The night, however, passed away without any misfortune. Then two days went by without any noticeable change in the patient’s condition. Between her and Lazare a new bond had sprung up; the thought of death was with them. Pauline made no further allusion to her critical condition; she even forced herself to look cheerful; and Lazare, too, suc­ceeded in feigning perfect tranquillity, complete confidence in seeing her leave her bed in a few days’ time; yet both knew that they were ever bidding each other good-bye in the long, loving glances which their eyes exchanged. At night-time especially, as Lazare sat watching by the girl’s bedside, they recognised that each other’s thoughts were of that threatened eternal separation which kept them so reflective and silent. Never before had they experienced such melting sadness or felt such a complete blending of their beings.

One morning, as the sun was rising, Lazare felt quite astonished at the calmness with which he was able to con­template the idea of death. He ransacked his memory, and he could only recall one occasion since the commencement of Pauline’s illness when he had felt a cold shudder at the thought of ceasing to be. He had trembled, indeed, at the idea of losing his companion; but that was another kind of fear, into which no thought of the destruction of his own person­ality entered. His heart bled within him, indeed, but it seemed as though this combat which he was waging with death put him upon an equality with the foe, and gave him courage to look it calmly in the face. Perhaps, too, his fatigue and anxiety filled him with a drowsiness and weari­ness which numbed his personal fears. He closed his eyes so that he might not see the rising sun, and tried to recall all his old thrills of horror, by telling himself that he, too, would have to die some day. But no reply came; all that seemed to have become quite indifferent to him and to have ceased to have any power to affect him. Even his pessimism seemed to disappear in the presence of that sick-bed; and, far from plunging him into hatred and contempt of the world, his mutinous outburst against suffering was but a passionate longing for robust health, a wild love of life. He no longer talked of blowing the earth into bits, as a worn-out and uninhabitable planet. The one image which ever haunted his mind was Pauline, hearty once more and walking with him arm in arm beneath the bright sunshine; the only craving he felt was to lead her, gay and firm of step, along the paths through which they had once rambled together.

Yet it was that same day that Lazare felt sure of death’s approach. At eight o’clock in the morning Pauline was seized with attacks of nausea, and each brought on dangerous symptoms of suffocation. Soon trembling fits supervened, and the poor girl shook so terribly that her teeth could be heard chattering. Lazare, in a state of frightful alarm, shouted from the window that a lad should be sent to Arromanches at once, although the doctor was expected, as usual, at eleven o’clock. The house had fallen into mournful silence, and there had been a sad void since Pauline’s gay activity had no longer animated it.

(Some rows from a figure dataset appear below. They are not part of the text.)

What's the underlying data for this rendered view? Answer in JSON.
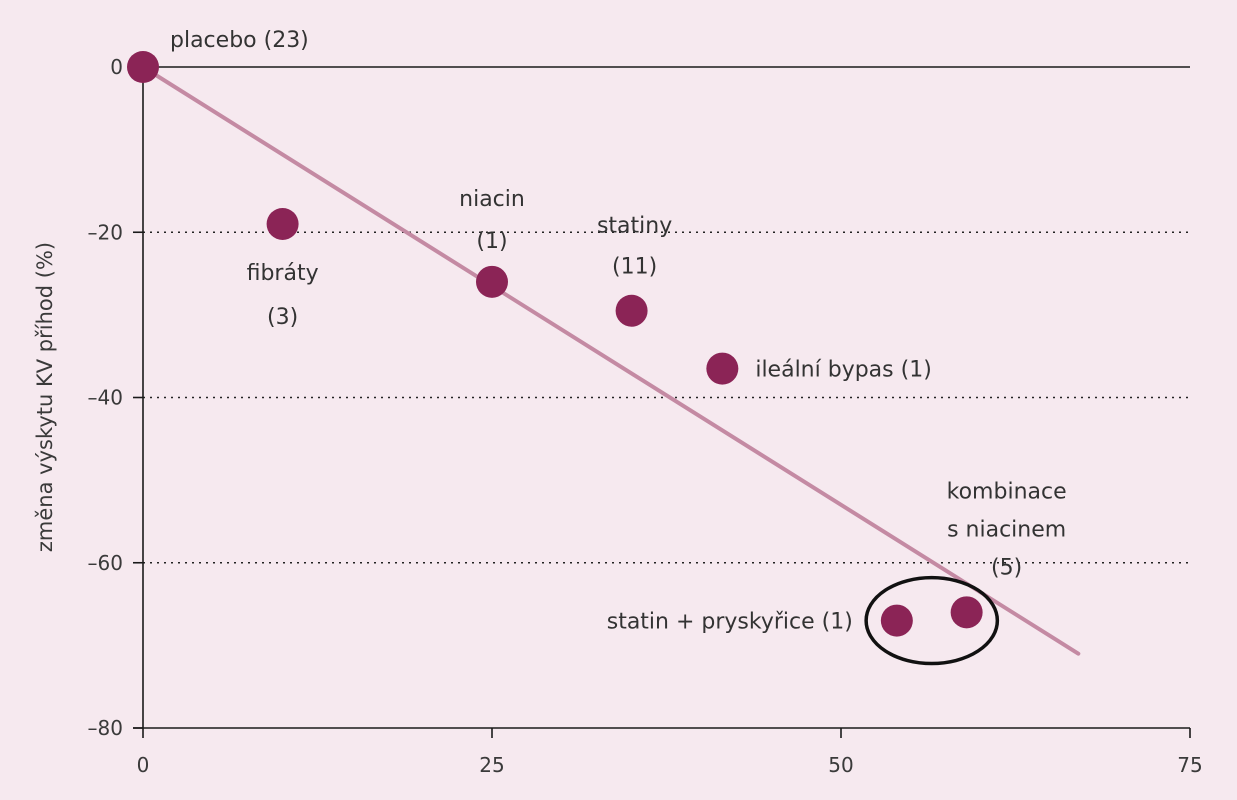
{
  "chart_data": {
    "type": "scatter",
    "title": "",
    "xlabel": "",
    "ylabel": "změna výskytu KV příhod (%)",
    "xlim": [
      0,
      75
    ],
    "ylim": [
      -80,
      0
    ],
    "x_ticks": [
      0,
      25,
      50,
      75
    ],
    "y_ticks": [
      0,
      -20,
      -40,
      -60,
      -80
    ],
    "x_tick_labels": [
      "0",
      "25",
      "50",
      "75"
    ],
    "y_tick_labels": [
      "0",
      "–20",
      "–40",
      "–60",
      "–80"
    ],
    "grid": "dotted horizontal at -20, -40, -60",
    "points": [
      {
        "name": "placebo (23)",
        "label_lines": [
          "placebo (23)"
        ],
        "x": 0,
        "y": 0
      },
      {
        "name": "fibráty (3)",
        "label_lines": [
          "fibráty",
          "(3)"
        ],
        "x": 10,
        "y": -19
      },
      {
        "name": "niacin (1)",
        "label_lines": [
          "niacin",
          "(1)"
        ],
        "x": 25,
        "y": -26
      },
      {
        "name": "statiny (11)",
        "label_lines": [
          "statiny",
          "(11)"
        ],
        "x": 35,
        "y": -29.5
      },
      {
        "name": "ileální bypas (1)",
        "label_lines": [
          "ileální bypas (1)"
        ],
        "x": 41.5,
        "y": -36.5
      },
      {
        "name": "statin + pryskyřice (1)",
        "label_lines": [
          "statin + pryskyřice (1)"
        ],
        "x": 54,
        "y": -67
      },
      {
        "name": "kombinace s niacinem (5)",
        "label_lines": [
          "kombinace",
          "s niacinem",
          "(5)"
        ],
        "x": 59,
        "y": -66
      }
    ],
    "trend_line": {
      "x": [
        0,
        67
      ],
      "y": [
        0,
        -71
      ]
    },
    "highlight_ellipse": {
      "x_center": 56.5,
      "y_center": -67,
      "x_radius": 4.7,
      "y_radius": 5.2
    },
    "colors": {
      "point": "#8b2456",
      "trend": "#c48aa3",
      "background": "#f6e9ef",
      "axis": "#1a1a1a"
    }
  }
}
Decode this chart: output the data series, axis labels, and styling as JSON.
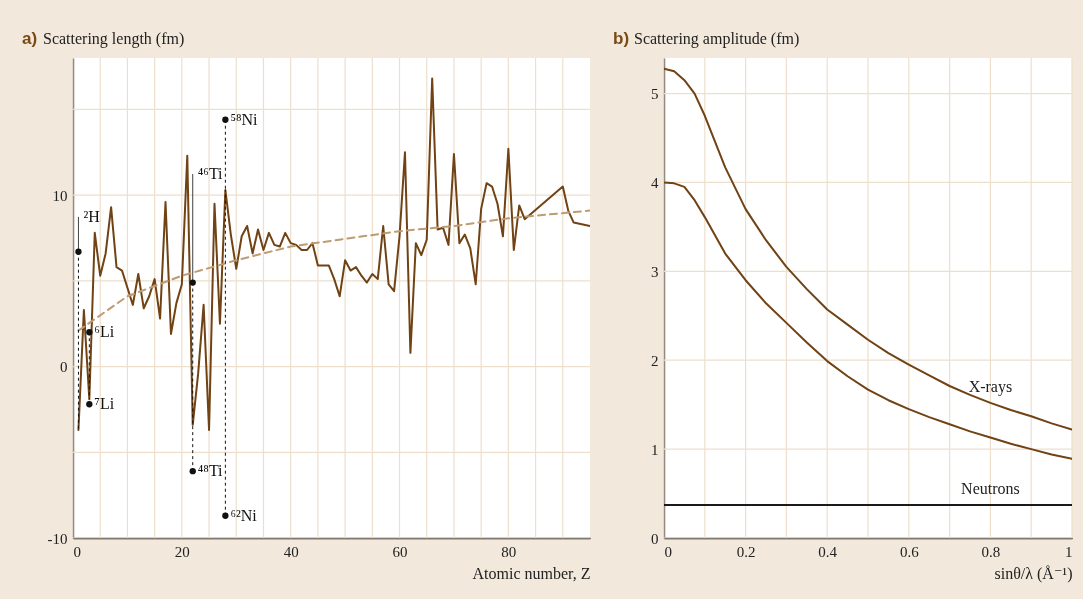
{
  "chart_data": [
    {
      "type": "line",
      "title": "a)",
      "ylabel": "Scattering length (fm)",
      "xlabel": "Atomic number, Z",
      "xlim": [
        0,
        95
      ],
      "ylim": [
        -10,
        18
      ],
      "xticks": [
        0,
        {
          "value": 5,
          "label": null
        },
        {
          "value": 10,
          "label": null
        },
        {
          "value": 15,
          "label": null
        },
        20,
        {
          "value": 25,
          "label": null
        },
        {
          "value": 30,
          "label": null
        },
        {
          "value": 35,
          "label": null
        },
        40,
        {
          "value": 45,
          "label": null
        },
        {
          "value": 50,
          "label": null
        },
        {
          "value": 55,
          "label": null
        },
        60,
        {
          "value": 65,
          "label": null
        },
        {
          "value": 70,
          "label": null
        },
        {
          "value": 75,
          "label": null
        },
        80,
        {
          "value": 85,
          "label": null
        },
        {
          "value": 90,
          "label": null
        }
      ],
      "yticks": [
        -10,
        {
          "value": -5,
          "label": null
        },
        0,
        {
          "value": 5,
          "label": null
        },
        10,
        {
          "value": 15,
          "label": null
        }
      ],
      "grid": true,
      "series": [
        {
          "color": "#704214",
          "x": [
            1,
            2,
            3,
            4,
            5,
            6,
            7,
            8,
            9,
            10,
            11,
            12,
            13,
            14,
            15,
            16,
            17,
            18,
            19,
            20,
            21,
            22,
            23,
            24,
            25,
            26,
            27,
            28,
            29,
            30,
            31,
            32,
            33,
            34,
            35,
            36,
            37,
            38,
            39,
            40,
            41,
            42,
            43,
            44,
            45,
            46,
            47,
            48,
            49,
            50,
            51,
            52,
            53,
            54,
            55,
            56,
            57,
            58,
            59,
            60,
            61,
            62,
            63,
            64,
            65,
            66,
            67,
            68,
            69,
            70,
            71,
            72,
            73,
            74,
            75,
            76,
            77,
            78,
            79,
            80,
            81,
            82,
            83,
            90,
            91,
            92,
            95
          ],
          "values": [
            -3.7,
            3.3,
            -1.9,
            7.8,
            5.3,
            6.6,
            9.3,
            5.8,
            5.6,
            4.6,
            3.6,
            5.4,
            3.4,
            4.1,
            5.1,
            2.8,
            9.6,
            1.9,
            3.7,
            4.8,
            12.3,
            -3.4,
            -0.4,
            3.6,
            -3.7,
            9.5,
            2.5,
            10.3,
            7.7,
            5.7,
            7.6,
            8.2,
            6.6,
            8.0,
            6.8,
            7.8,
            7.1,
            7.0,
            7.8,
            7.2,
            7.1,
            6.8,
            6.8,
            7.2,
            5.9,
            5.9,
            5.9,
            5.1,
            4.1,
            6.2,
            5.6,
            5.8,
            5.3,
            4.9,
            5.4,
            5.1,
            8.2,
            4.8,
            4.4,
            7.6,
            12.5,
            0.8,
            7.2,
            6.5,
            7.4,
            16.8,
            8.0,
            8.1,
            7.1,
            12.4,
            7.2,
            7.7,
            6.9,
            4.8,
            9.2,
            10.7,
            10.5,
            9.5,
            7.6,
            12.7,
            6.8,
            9.4,
            8.6,
            10.5,
            9.1,
            8.4,
            8.2
          ]
        },
        {
          "color": "#bf9b72",
          "line_style": "dashed",
          "x": [
            1,
            10,
            20,
            30,
            40,
            50,
            60,
            70,
            80,
            95
          ],
          "values": [
            2.1,
            4.1,
            5.3,
            6.2,
            7.0,
            7.45,
            7.9,
            8.2,
            8.65,
            9.1
          ]
        },
        {
          "type": "scatter",
          "marker": "circle",
          "color": "#111111",
          "x": [
            1,
            3,
            3,
            22,
            22,
            28,
            28
          ],
          "values": [
            6.7,
            2.0,
            -2.2,
            4.9,
            -6.1,
            14.4,
            -8.7
          ]
        }
      ],
      "annotations": [
        {
          "text": "²H",
          "x": 1,
          "y": 6.7
        },
        {
          "text": "⁶Li",
          "x": 3,
          "y": 2.0
        },
        {
          "text": "⁷Li",
          "x": 3,
          "y": -2.2
        },
        {
          "text": "⁴⁶Ti",
          "x": 22,
          "y": 4.9
        },
        {
          "text": "⁴⁸Ti",
          "x": 22,
          "y": -6.1
        },
        {
          "text": "⁵⁸Ni",
          "x": 28,
          "y": 14.4
        },
        {
          "text": "⁶²Ni",
          "x": 28,
          "y": -8.7
        }
      ]
    },
    {
      "type": "line",
      "title": "b)",
      "ylabel": "Scattering amplitude (fm)",
      "xlabel": "sinθ/λ (Å⁻¹)",
      "xlim": [
        0,
        1
      ],
      "ylim": [
        0,
        5.4
      ],
      "xticks": [
        0,
        {
          "value": 0.1,
          "label": null
        },
        0.2,
        {
          "value": 0.3,
          "label": null
        },
        0.4,
        {
          "value": 0.5,
          "label": null
        },
        0.6,
        {
          "value": 0.7,
          "label": null
        },
        0.8,
        {
          "value": 0.9,
          "label": null
        },
        1
      ],
      "yticks": [
        0,
        1,
        2,
        3,
        4,
        5
      ],
      "grid": true,
      "x": [
        0,
        0.025,
        0.05,
        0.075,
        0.1,
        0.15,
        0.2,
        0.25,
        0.3,
        0.35,
        0.4,
        0.45,
        0.5,
        0.55,
        0.6,
        0.65,
        0.7,
        0.75,
        0.8,
        0.85,
        0.9,
        0.95,
        1
      ],
      "series": [
        {
          "name": "X-rays",
          "color": "#704214",
          "values": [
            5.28,
            5.25,
            5.15,
            5.0,
            4.75,
            4.17,
            3.7,
            3.35,
            3.05,
            2.8,
            2.57,
            2.4,
            2.23,
            2.08,
            1.95,
            1.83,
            1.71,
            1.61,
            1.52,
            1.44,
            1.37,
            1.29,
            1.22
          ]
        },
        {
          "color": "#704214",
          "values": [
            4.0,
            3.99,
            3.95,
            3.8,
            3.61,
            3.2,
            2.9,
            2.64,
            2.42,
            2.2,
            1.99,
            1.82,
            1.67,
            1.55,
            1.45,
            1.36,
            1.28,
            1.2,
            1.13,
            1.06,
            1.0,
            0.94,
            0.89
          ]
        },
        {
          "name": "Neutrons",
          "color": "#1a1a1a",
          "x": [
            0,
            1
          ],
          "values": [
            0.37,
            0.37
          ]
        }
      ]
    }
  ]
}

Chanteau spent his days downstairs in moody silence, with his eyes fixed on his legs, fearing lest he should be seized with another attack of gout while there was no one to nurse him. Madame Chanteau usually forced Louise to go out, and the pair of them, spend­ing most of their time in the open air, had by this time become very intimate and familiar. Only Véronique’s heavy step came and went everlastingly up and down the stairs, breaking the silence of the landings and empty rooms. Lazare had gone three times to lean over the banisters in his impatience to learn whether the servant had been able to get anybody to take a message to the doctor. He had just returned to Pauline’s room and was looking at the girl, who appeared to be a little easier, when the door, which he had left ajar, creaked slightly.